Die Beköstigung besteht in Frühstück (Kaffee mit Zucker), einem kräftigen reichlichen Mittagsessen mit einem halben Pfund Fleisch für den Mann und einem Abendessen, letzteres abwechselnd aus Suppe oder Wurst bestehend. Außerdem bekommt Jeder ein und ein halbes Pfund gutes Brod täglich und drei Schoppen Bier, wovon ein Schoppen Mittags und zwei Schoppen Abends (oder umgekehrt) verabreicht werden.
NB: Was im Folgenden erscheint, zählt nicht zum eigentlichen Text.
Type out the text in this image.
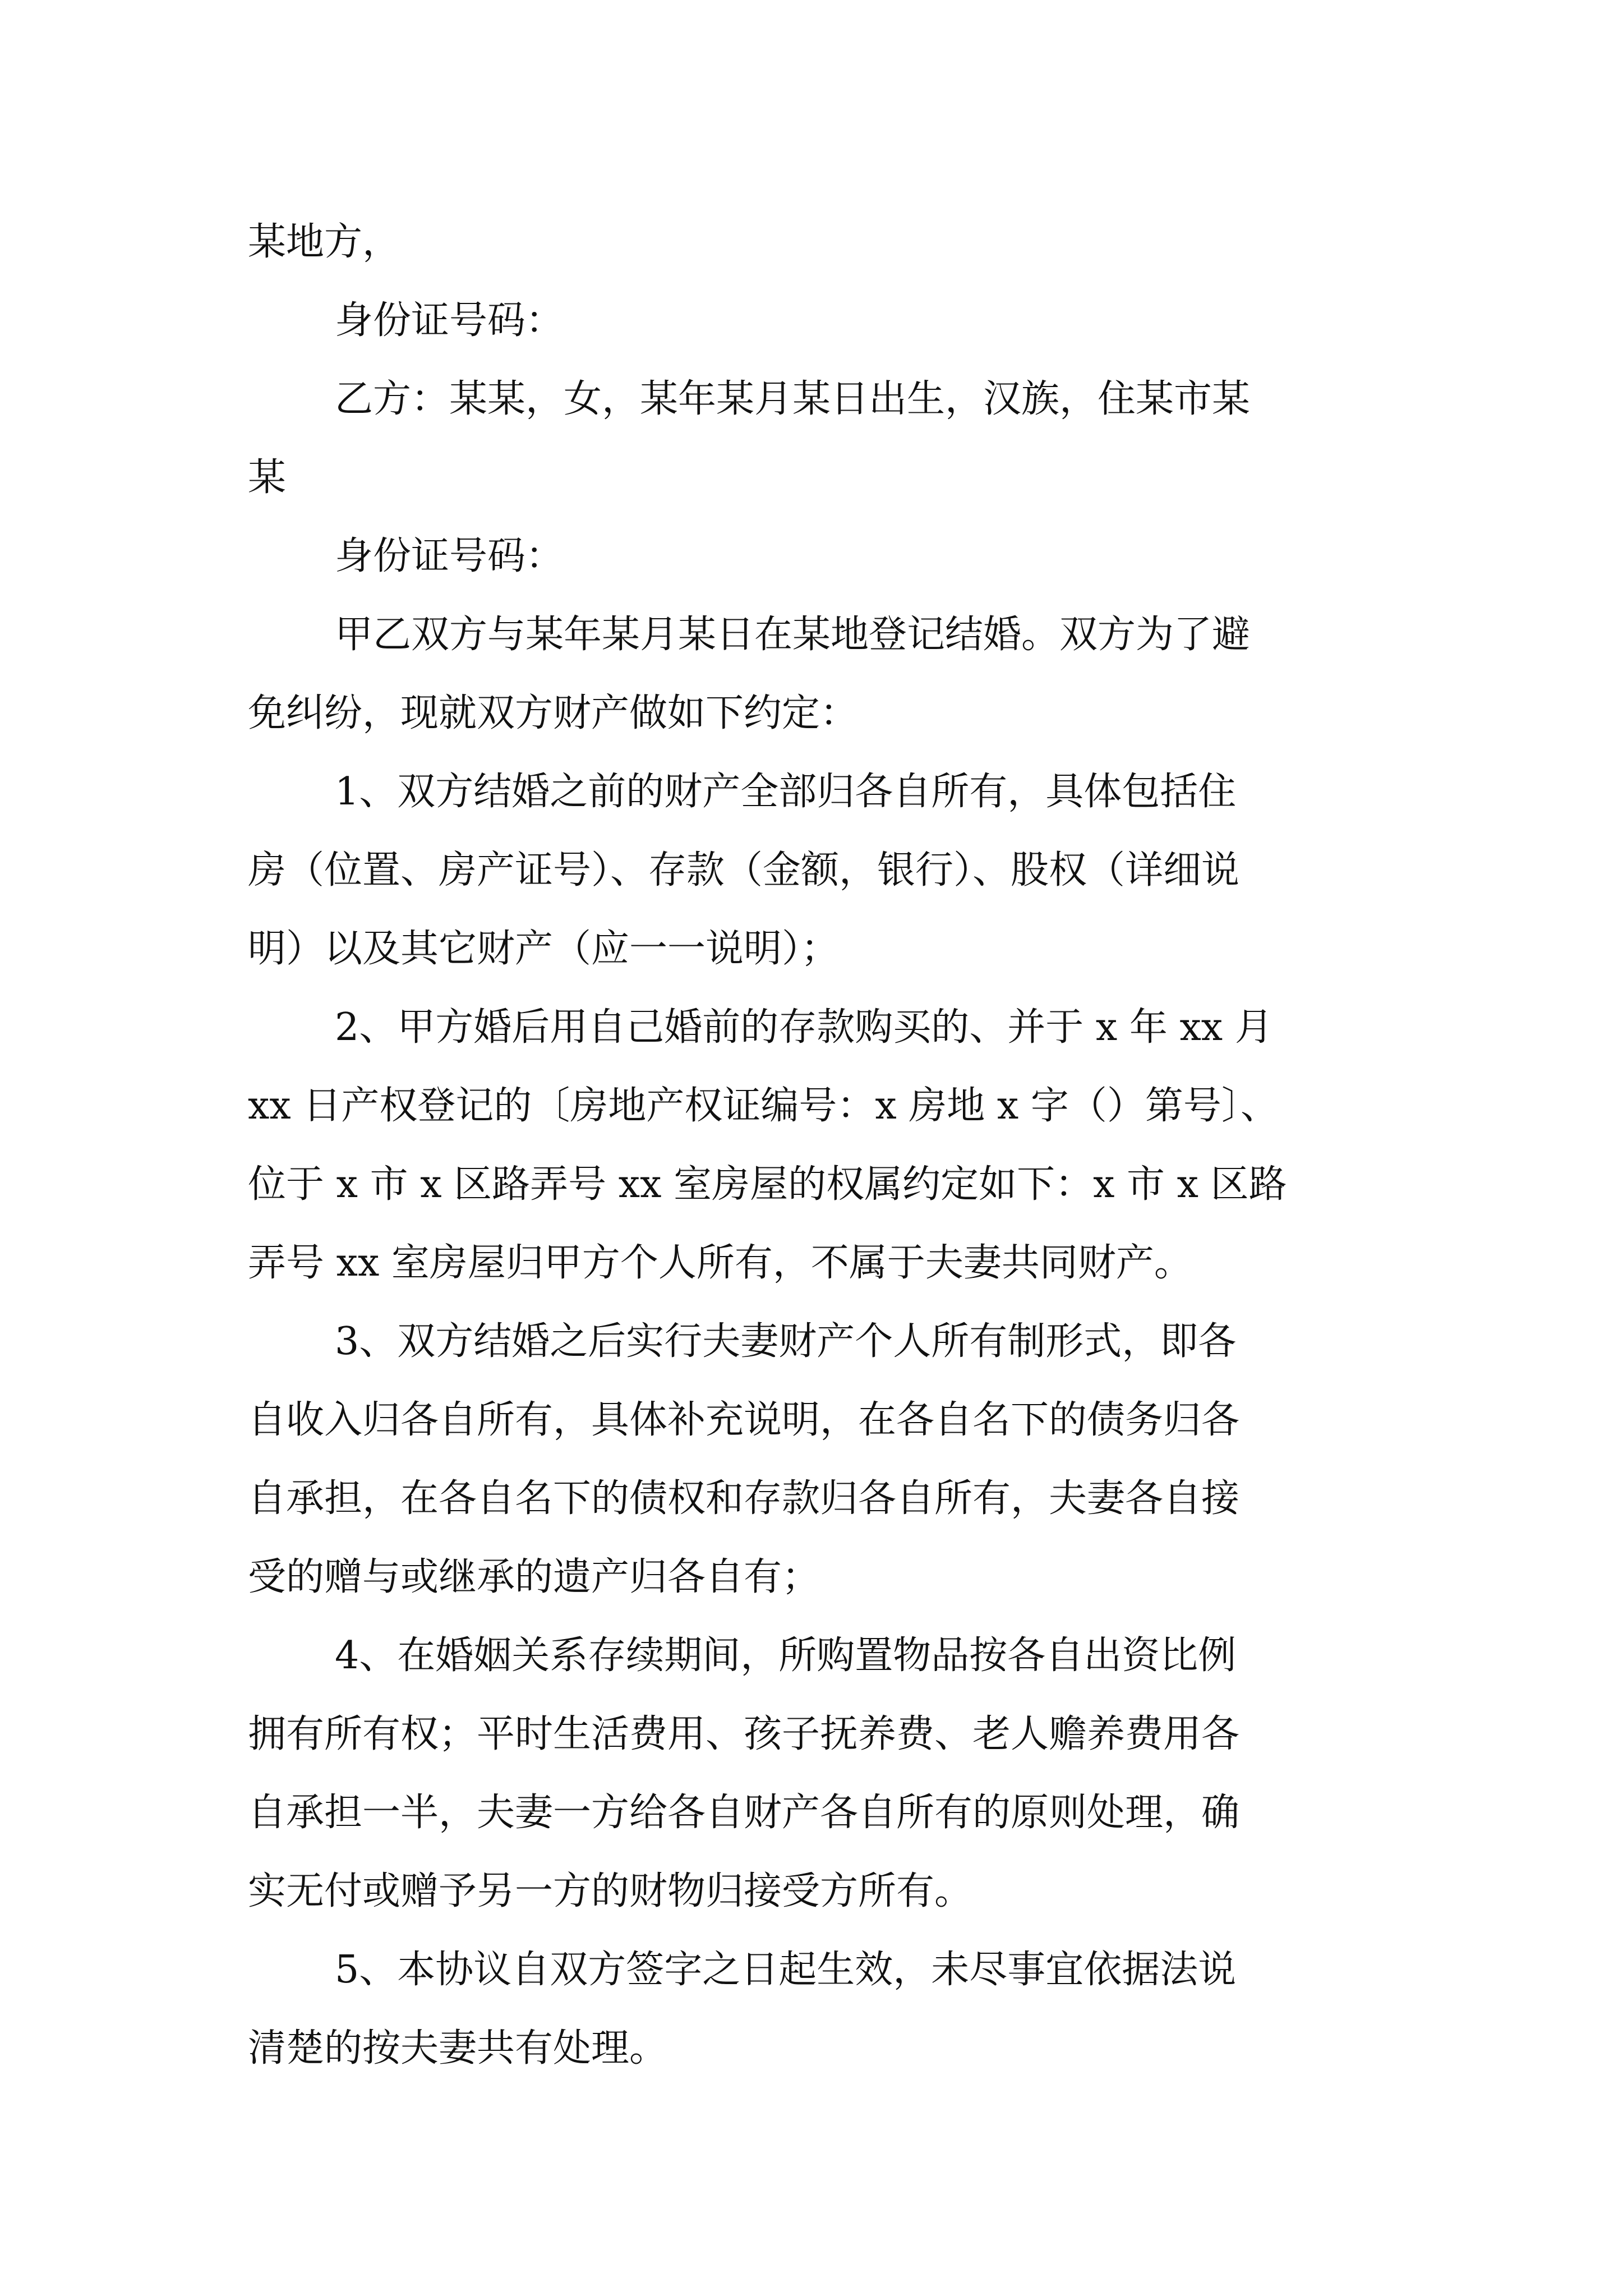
某地方，

身份证号码：

乙方：某某，女，某年某月某日出生，汉族，住某市某

某

身份证号码：

甲乙双方与某年某月某日在某地登记结婚。双方为了避

免纠纷，现就双方财产做如下约定：

1、双方结婚之前的财产全部归各自所有，具体包括住

房（位置、房产证号）、存款（金额，银行）、股权（详细说

明）以及其它财产（应一一说明）；

2、甲方婚后用自己婚前的存款购买的、并于 x 年 xx 月

xx 日产权登记的〔房地产权证编号：x 房地 x 字（）第号〕、

位于 x 市 x 区路弄号 xx 室房屋的权属约定如下：x 市 x 区路

弄号 xx 室房屋归甲方个人所有，不属于夫妻共同财产。

3、双方结婚之后实行夫妻财产个人所有制形式，即各

自收入归各自所有，具体补充说明，在各自名下的债务归各

自承担，在各自名下的债权和存款归各自所有，夫妻各自接

受的赠与或继承的遗产归各自有；

4、在婚姻关系存续期间，所购置物品按各自出资比例

拥有所有权；平时生活费用、孩子抚养费、老人赡养费用各

自承担一半，夫妻一方给各自财产各自所有的原则处理，确

实无付或赠予另一方的财物归接受方所有。

5、本协议自双方签字之日起生效，未尽事宜依据法说

清楚的按夫妻共有处理。
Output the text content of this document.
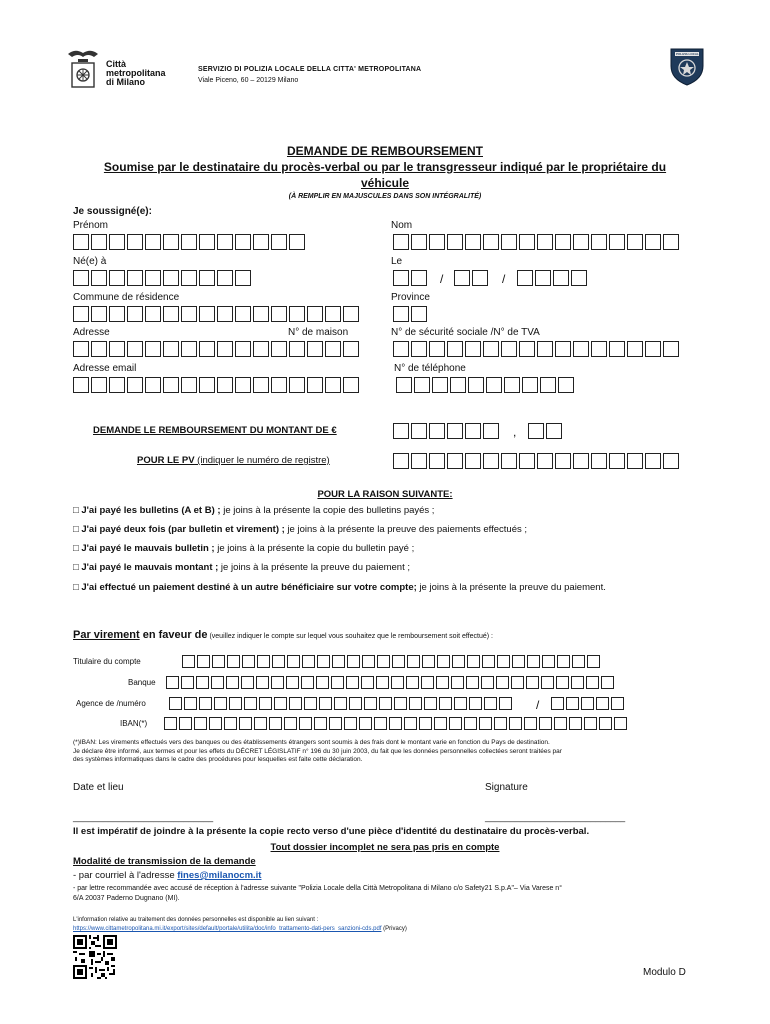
Città
metropolitana
di Milano
SERVIZIO DI POLIZIA LOCALE DELLA CITTA' METROPOLITANA
Viale Piceno, 60 – 20129 Milano
POLIZIA LOCALE
DEMANDE DE REMBOURSEMENT
Soumise par le destinataire du procès-verbal ou par le transgresseur indiqué par le propriétaire du
véhicule
(À REMPLIR EN MAJUSCULES DANS SON INTÉGRALITÉ)
Je soussigné(e):
Prénom	Nom
Né(e) à	Le
/	/
Commune de résidence	Province
Adresse	N° de maison	N° de sécurité sociale /N° de TVA
Adresse email	N° de téléphone
DEMANDE LE REMBOURSEMENT DU MONTANT DE €	,
POUR LE PV (indiquer le numéro de registre)
POUR LA RAISON SUIVANTE:
□ J'ai payé les bulletins (A et B) ; je joins à la présente la copie des bulletins payés ;
□ J'ai payé deux fois (par bulletin et virement) ; je joins à la présente la preuve des paiements effectués ;
□ J'ai payé le mauvais bulletin ; je joins à la présente la copie du bulletin payé ;
□ J'ai payé le mauvais montant ; je joins à la présente la preuve du paiement ;
□ J'ai effectué un paiement destiné à un autre bénéficiaire sur votre compte; je joins à la présente la preuve du paiement.
Par virement en faveur de (veuillez indiquer le compte sur lequel vous souhaitez que le remboursement soit effectué) :
Titulaire du compte
Banque
Agence de /numéro	/
IBAN(*)
(*)IBAN: Les virements effectués vers des banques ou des établissements étrangers sont soumis à des frais dont le montant varie en fonction du Pays de destination.
Je déclare être informé, aux termes et pour les effets du DÉCRET LÉGISLATIF n° 196 du 30 juin 2003, du fait que les données personnelles collectées seront traitées par
des systèmes informatiques dans le cadre des procédures pour lesquelles est faite cette déclaration.
Date et lieu	Signature
____________________________	____________________________
Il est impératif de joindre à la présente la copie recto verso d'une pièce d'identité du destinataire du procès-verbal.
Tout dossier incomplet ne sera pas pris en compte
Modalité de transmission de la demande
- par courriel à l'adresse fines@milanocm.it
- par lettre recommandée avec accusé de réception à l'adresse suivante "Polizia Locale della Città Metropolitana di Milano c/o Safety21 S.p.A"– Via Varese n°
6/A 20037 Paderno Dugnano (MI).
L'information relative au traitement des données personnelles est disponible au lien suivant :
https://www.cittametropolitana.mi.it/export/sites/default/portale/utilita/doc/info_trattamento-dati-pers_sanzioni-cds.pdf (Privacy)
Modulo D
Für diese volle Beköstigung, einschließlich des Schlafgeldes, hatte der Arbeiter den äußerst mäßigen Betrag von dreißig Kreuzern (acht und einen halben Groschen) zu zahlen, welcher an den Lohntagen mittelst Abzugs verrechnet wird. Auf Verlangen erhalten die Arbeiter außer jenen drei zur Beköstigung gehörigen Schoppen Bier auch noch mehr; der Betrag dafür muß aber sofort baar bezahlt werden; ebenso Branntwein, den man im Winter, bei schlechter Witterung und bei Arbeiten im Wasser den Arbeitern nicht glaubt versagen zu dürfen. Anborgung findet unter keinen Umständen statt. Wein wird nur an das Baubeamtenpersonal und an die Unternehmer abgegeben.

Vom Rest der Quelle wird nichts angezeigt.